Há, porém, quem veja justamente nos CRIs um motivo para o volume de emissões de debêntures incentivadas pelos novos setores não ser tão grande. “As companhias já conseguem acessar o bolso de investidores pessoa física por meio de CRIs, que podem ser indexados a CDI. Por que vão querer uma incentivada, que restringe a remuneração à inflação e que depende de outros processos, como aprovação de ministérios?”, questiona o executivo de um banco, que preferiu não ser identificado.
Para Luiz Rafael de Vargas Maluf, sócio da área de mercado de capitais do Veirano Advogados, um fator que pode ter peso na hora de as companhias decidirem entre as debêntures incentivadas ou outros títulos de dívida é a urgência dos recursos. “Em alguns casos, o projeto da companhia pode se enquadrar em uma debênture incentivada, mas ela ainda vai precisar de uma aprovação ministerial que pode demandar um tempo que não se encaixa no cronograma”, afirma. “Em setores novos, sem precedentes, vai ser necessário um tempo maior de discussão.”
Do lado positivo, com as debêntures incentivadas, as companhias poderão acessar novos bolsos, como o de fundos voltados exclusivamente para infraestrutura. Outra questão é que, assim como os investidores pessoa física, os bancos têm benefícios quando compram esses títulos, com a redução de alíquota. Como é comum que parte das ofertas de debêntures fique nas mãos das instituições financeiras que estruturam a operação, o benefício pode incentivar a realização das operações, afirma Licarião, do Santander.

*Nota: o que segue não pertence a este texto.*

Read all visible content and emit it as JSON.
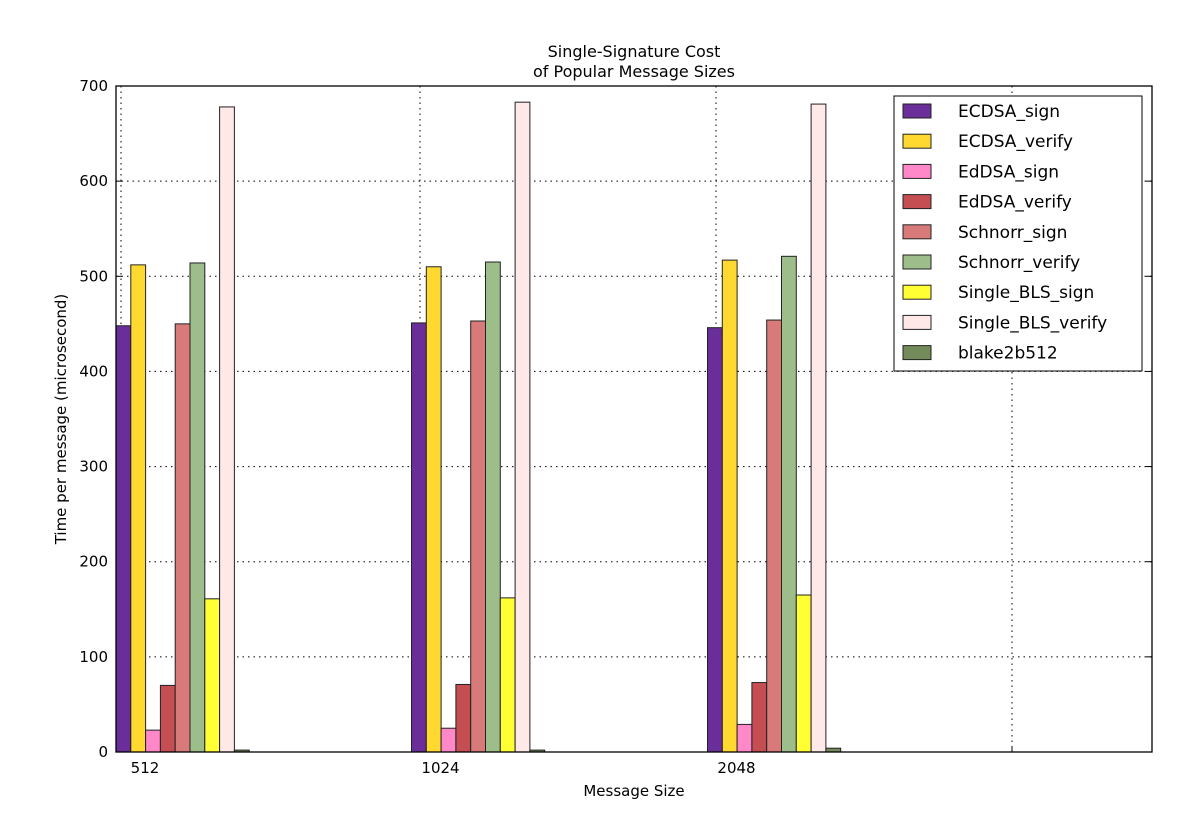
{
  "chart_data": {
    "type": "bar",
    "title": "Single-Signature Cost\nof Popular Message Sizes",
    "title_lines": [
      "Single-Signature Cost",
      "of Popular Message Sizes"
    ],
    "xlabel": "Message Size",
    "ylabel": "Time per message (microsecond)",
    "ylim": [
      0,
      700
    ],
    "yticks": [
      0,
      100,
      200,
      300,
      400,
      500,
      600,
      700
    ],
    "categories": [
      "512",
      "1024",
      "2048"
    ],
    "grid": true,
    "legend_position": "top-right",
    "series": [
      {
        "name": "ECDSA_sign",
        "color": "#6a2e9a",
        "values": [
          448,
          451,
          446
        ]
      },
      {
        "name": "ECDSA_verify",
        "color": "#ffd92f",
        "values": [
          512,
          510,
          517
        ]
      },
      {
        "name": "EdDSA_sign",
        "color": "#ff88c8",
        "values": [
          23,
          25,
          29
        ]
      },
      {
        "name": "EdDSA_verify",
        "color": "#c44e52",
        "values": [
          70,
          71,
          73
        ]
      },
      {
        "name": "Schnorr_sign",
        "color": "#d87a7a",
        "values": [
          450,
          453,
          454
        ]
      },
      {
        "name": "Schnorr_verify",
        "color": "#9dbd8a",
        "values": [
          514,
          515,
          521
        ]
      },
      {
        "name": "Single_BLS_sign",
        "color": "#ffff33",
        "values": [
          161,
          162,
          165
        ]
      },
      {
        "name": "Single_BLS_verify",
        "color": "#ffe8e8",
        "values": [
          678,
          683,
          681
        ]
      },
      {
        "name": "blake2b512",
        "color": "#738a5a",
        "values": [
          2,
          2,
          4
        ]
      }
    ]
  }
}
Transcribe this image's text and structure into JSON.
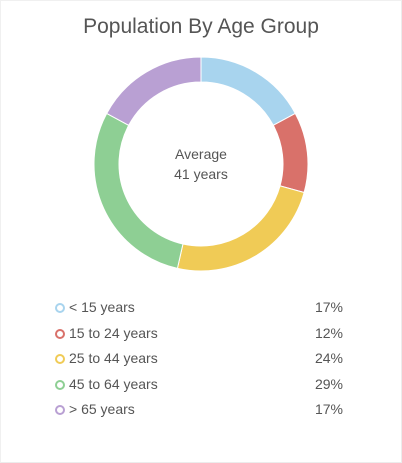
{
  "chart_data": {
    "type": "pie",
    "title": "Population By Age Group",
    "center_label_line1": "Average",
    "center_label_line2": "41 years",
    "categories": [
      "< 15 years",
      "15 to 24 years",
      "25 to 44 years",
      "45 to 64 years",
      "> 65 years"
    ],
    "values": [
      17,
      12,
      24,
      29,
      17
    ],
    "value_labels": [
      "17%",
      "12%",
      "24%",
      "29%",
      "17%"
    ],
    "colors": [
      "#a8d4ee",
      "#d9716a",
      "#f0cb56",
      "#8ecf94",
      "#b9a0d3"
    ],
    "legend_position": "bottom"
  }
}
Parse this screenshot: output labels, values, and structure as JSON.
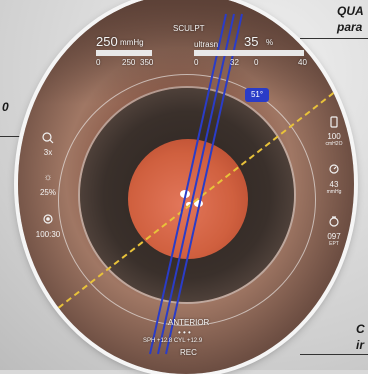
{
  "hud": {
    "mode": "SCULPT",
    "vac_value": "250",
    "vac_unit": "mmHg",
    "vac_scale": [
      "0",
      "250",
      "350"
    ],
    "center_label": "ultrasn",
    "power_value": "35",
    "power_unit": "%",
    "power_scale": [
      "0",
      "32",
      "0",
      "40"
    ],
    "angle": "51°",
    "phase": "ANTERIOR",
    "dots": "• • •",
    "sph_cyl": "SPH +12.8   CYL +12.9",
    "rec": "REC"
  },
  "left_panel": {
    "zoom_icon": "zoom-icon",
    "zoom_value": "3x",
    "brightness_icon": "sun-icon",
    "brightness_value": "25%",
    "record_icon": "record-icon",
    "time_value": "100:30"
  },
  "right_panel": {
    "bottle_icon": "bottle-icon",
    "bottle_value": "100",
    "bottle_unit": "cmH2O",
    "iop_icon": "gauge-icon",
    "iop_value": "43",
    "iop_unit": "mmHg",
    "timer_icon": "timer-icon",
    "timer_value": "097",
    "timer_unit": "EPT"
  },
  "callouts": {
    "top_right": "QUA",
    "top_right_2": "para",
    "left": "0",
    "bottom_right": "C",
    "bottom_right_2": "ir"
  },
  "colors": {
    "guide_line": "#2a3cc8",
    "dash_axis": "#e8c23a",
    "badge": "#2a3cc8"
  }
}
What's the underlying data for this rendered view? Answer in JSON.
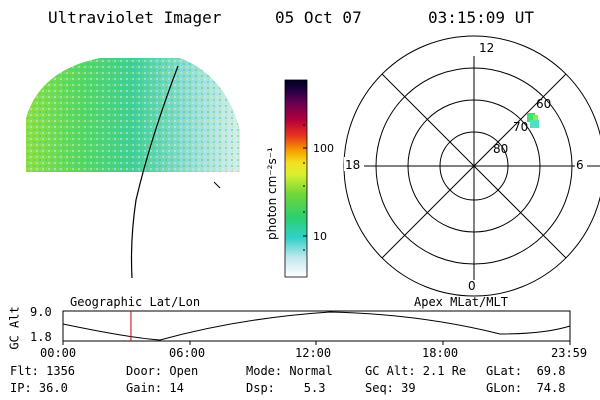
{
  "header": {
    "instrument": "Ultraviolet Imager",
    "date": "05 Oct 07",
    "time": "03:15:09 UT"
  },
  "colorbar": {
    "label": "photon cm⁻²s⁻¹",
    "ticks": [
      "100",
      "10"
    ]
  },
  "polar_plot": {
    "mlt_labels": [
      "12",
      "18",
      "6",
      "0"
    ],
    "lat_labels": [
      "60",
      "70",
      "80"
    ]
  },
  "orbit_panel": {
    "left_label": "Geographic Lat/Lon",
    "right_label": "Apex MLat/MLT",
    "y_axis_label": "GC Alt",
    "y_ticks": [
      "9.0",
      "1.8"
    ],
    "x_ticks": [
      "00:00",
      "06:00",
      "12:00",
      "18:00",
      "23:59"
    ],
    "marker_time_fraction": 0.134
  },
  "status": {
    "flt": "Flt: 1356",
    "ip": "IP: 36.0",
    "door": "Door: Open",
    "gain": "Gain: 14",
    "mode": "Mode: Normal",
    "dsp": "Dsp:    5.3",
    "gcalt": "GC Alt: 2.1 Re",
    "seq": "Seq: 39",
    "glat": "GLat:  69.8",
    "glon": "GLon:  74.8"
  },
  "colors": {
    "foreground": "#000000",
    "marker": "#cc0000",
    "aurora_green": "#40e070"
  }
}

Até o fim deste ano, o governo deve dar mais detalhes sobre o processo para as emissões, incluindo como será o processo de avaliação e aprovação dos ministérios. “Toda vez que uma empresa faz uma emissão de debêntures incentivadas, é preciso um enquadramento por parte de um ministério. Como foram incluídos novos setores, que estariam embaixo de diferentes ministérios, vai ser necessária uma portaria específica de cada um deles com as informações que precisam ser apresentadas para a análise dos projetos”, explica Miriam Signor, sócia de infraestrutura do Lefosse.